I am not sure what other tests I could have or should have had. Or needed. I think I got my share of radiation through all of that. So I am not sure what other screens I really needed.
But let's go back to the freak out I went through and a doctor sent me for what was probably an unneeded PET scan that found nothing. (I no longer see this doctor, my radiation oncologist, as she used to tell me I shouldn't work because I had cancer and my husband should support me fully and other stupid statements.) This makes me wonder how many other doctors send patients for unneeded scans just because the patient mistakenly believes they have metastases. The doctor does the easy thing and sends them for some test so they do not have to deal with the freak out part.

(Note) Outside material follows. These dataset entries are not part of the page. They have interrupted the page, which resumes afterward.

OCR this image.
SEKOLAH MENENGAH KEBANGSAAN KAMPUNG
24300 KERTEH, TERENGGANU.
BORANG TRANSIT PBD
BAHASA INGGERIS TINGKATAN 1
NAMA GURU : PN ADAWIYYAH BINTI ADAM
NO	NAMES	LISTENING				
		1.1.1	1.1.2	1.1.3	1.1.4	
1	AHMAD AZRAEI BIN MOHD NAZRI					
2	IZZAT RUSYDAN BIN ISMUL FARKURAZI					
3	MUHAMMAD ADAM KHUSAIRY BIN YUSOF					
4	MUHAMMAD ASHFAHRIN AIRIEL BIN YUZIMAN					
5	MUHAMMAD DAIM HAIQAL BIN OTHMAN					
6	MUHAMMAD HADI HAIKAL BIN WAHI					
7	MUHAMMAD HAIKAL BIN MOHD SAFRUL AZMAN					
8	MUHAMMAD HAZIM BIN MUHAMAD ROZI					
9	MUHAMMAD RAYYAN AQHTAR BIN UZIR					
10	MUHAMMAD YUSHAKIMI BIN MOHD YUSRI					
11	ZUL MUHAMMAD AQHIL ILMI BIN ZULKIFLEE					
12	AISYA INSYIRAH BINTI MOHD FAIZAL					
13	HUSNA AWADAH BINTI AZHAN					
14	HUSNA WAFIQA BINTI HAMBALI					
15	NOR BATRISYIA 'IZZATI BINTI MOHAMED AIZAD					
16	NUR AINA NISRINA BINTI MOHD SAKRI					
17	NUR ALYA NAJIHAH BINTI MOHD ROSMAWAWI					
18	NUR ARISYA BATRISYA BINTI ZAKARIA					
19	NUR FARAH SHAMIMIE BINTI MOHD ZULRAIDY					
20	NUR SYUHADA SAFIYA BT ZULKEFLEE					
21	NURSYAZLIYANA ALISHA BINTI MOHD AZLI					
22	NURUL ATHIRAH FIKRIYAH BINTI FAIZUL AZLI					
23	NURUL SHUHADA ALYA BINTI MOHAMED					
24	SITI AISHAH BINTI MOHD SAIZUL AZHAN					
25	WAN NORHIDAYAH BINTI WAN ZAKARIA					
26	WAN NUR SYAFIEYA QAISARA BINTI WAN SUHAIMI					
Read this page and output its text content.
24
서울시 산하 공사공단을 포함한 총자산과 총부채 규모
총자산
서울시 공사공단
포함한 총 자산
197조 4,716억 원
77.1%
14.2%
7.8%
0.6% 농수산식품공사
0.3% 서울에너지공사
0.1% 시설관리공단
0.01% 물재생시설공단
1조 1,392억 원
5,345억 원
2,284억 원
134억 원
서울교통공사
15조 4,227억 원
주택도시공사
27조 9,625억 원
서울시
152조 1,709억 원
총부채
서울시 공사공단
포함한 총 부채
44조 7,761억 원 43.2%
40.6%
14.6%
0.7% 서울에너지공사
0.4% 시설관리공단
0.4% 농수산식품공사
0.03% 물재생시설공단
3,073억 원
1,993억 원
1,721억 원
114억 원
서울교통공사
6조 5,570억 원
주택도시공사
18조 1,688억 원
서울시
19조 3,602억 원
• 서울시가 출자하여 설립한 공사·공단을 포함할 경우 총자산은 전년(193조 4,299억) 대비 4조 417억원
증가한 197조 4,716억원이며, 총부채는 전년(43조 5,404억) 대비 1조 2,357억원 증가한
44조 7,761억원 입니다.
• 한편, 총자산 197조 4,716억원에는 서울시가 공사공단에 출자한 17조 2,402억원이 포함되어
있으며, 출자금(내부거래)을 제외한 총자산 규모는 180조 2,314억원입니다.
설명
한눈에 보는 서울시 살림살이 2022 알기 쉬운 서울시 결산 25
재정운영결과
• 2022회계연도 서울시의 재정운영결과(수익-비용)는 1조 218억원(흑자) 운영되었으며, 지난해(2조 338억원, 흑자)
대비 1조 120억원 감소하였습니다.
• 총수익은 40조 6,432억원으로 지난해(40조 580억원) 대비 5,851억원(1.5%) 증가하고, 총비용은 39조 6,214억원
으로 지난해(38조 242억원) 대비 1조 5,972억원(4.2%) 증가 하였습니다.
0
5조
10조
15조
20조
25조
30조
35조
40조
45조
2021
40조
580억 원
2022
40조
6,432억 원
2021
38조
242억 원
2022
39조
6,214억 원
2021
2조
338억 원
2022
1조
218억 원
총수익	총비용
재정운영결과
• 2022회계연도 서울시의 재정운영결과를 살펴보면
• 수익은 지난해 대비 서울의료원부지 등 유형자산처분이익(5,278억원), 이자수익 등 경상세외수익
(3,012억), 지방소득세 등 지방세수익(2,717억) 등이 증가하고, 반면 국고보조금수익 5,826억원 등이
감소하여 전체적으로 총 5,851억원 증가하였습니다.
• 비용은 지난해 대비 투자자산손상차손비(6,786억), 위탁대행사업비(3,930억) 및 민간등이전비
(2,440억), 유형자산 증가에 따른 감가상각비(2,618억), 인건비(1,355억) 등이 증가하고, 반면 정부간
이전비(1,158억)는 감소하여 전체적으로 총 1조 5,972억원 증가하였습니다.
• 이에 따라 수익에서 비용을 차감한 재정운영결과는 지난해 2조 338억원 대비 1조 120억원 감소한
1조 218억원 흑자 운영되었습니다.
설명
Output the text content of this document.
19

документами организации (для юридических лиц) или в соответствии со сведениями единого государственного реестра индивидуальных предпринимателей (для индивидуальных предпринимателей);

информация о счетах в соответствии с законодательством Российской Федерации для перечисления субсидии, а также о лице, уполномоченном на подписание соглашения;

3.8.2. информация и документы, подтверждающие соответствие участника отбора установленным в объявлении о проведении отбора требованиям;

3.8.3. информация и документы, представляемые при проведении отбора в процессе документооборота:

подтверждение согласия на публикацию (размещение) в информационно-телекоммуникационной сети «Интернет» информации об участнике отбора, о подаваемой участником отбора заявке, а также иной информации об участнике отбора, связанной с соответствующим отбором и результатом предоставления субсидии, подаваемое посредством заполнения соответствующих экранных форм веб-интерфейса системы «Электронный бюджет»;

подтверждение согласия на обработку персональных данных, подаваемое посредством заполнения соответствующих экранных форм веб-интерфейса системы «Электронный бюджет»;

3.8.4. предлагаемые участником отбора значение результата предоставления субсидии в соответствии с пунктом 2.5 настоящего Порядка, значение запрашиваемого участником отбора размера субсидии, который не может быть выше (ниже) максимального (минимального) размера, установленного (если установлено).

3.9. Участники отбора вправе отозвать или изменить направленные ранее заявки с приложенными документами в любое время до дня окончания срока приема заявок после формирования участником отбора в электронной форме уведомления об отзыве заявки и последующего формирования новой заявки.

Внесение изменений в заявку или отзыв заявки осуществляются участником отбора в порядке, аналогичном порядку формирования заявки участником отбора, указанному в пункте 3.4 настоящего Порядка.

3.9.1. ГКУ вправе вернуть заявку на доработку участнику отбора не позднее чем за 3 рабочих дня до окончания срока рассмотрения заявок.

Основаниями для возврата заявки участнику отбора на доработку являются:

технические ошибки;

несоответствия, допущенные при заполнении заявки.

In my opinion this goes back to the bedside manner stuff that isn't very present in medical school. If a patient is stressed about something, I do not think that sending someone for scans is always the right way to resolve the issue. I think it deserves an in depth conversation that includes the current screening standards, odds of their being an issue, and how to cope with the stress.
I asked my back pain doctor about more scans for my back as it had been five years since my last spine MRI. His response was there is no need for one as nothing indicated anything had changed. I can live with that kind of response. It keep me from being stressed - no indication of any changes. What if that my radiation oncologist had started a conversation with me about reasons the PET scan was not indicated?
In view of increased medical over spending and over treatment concerns, more conversations are warranted instead of more testing.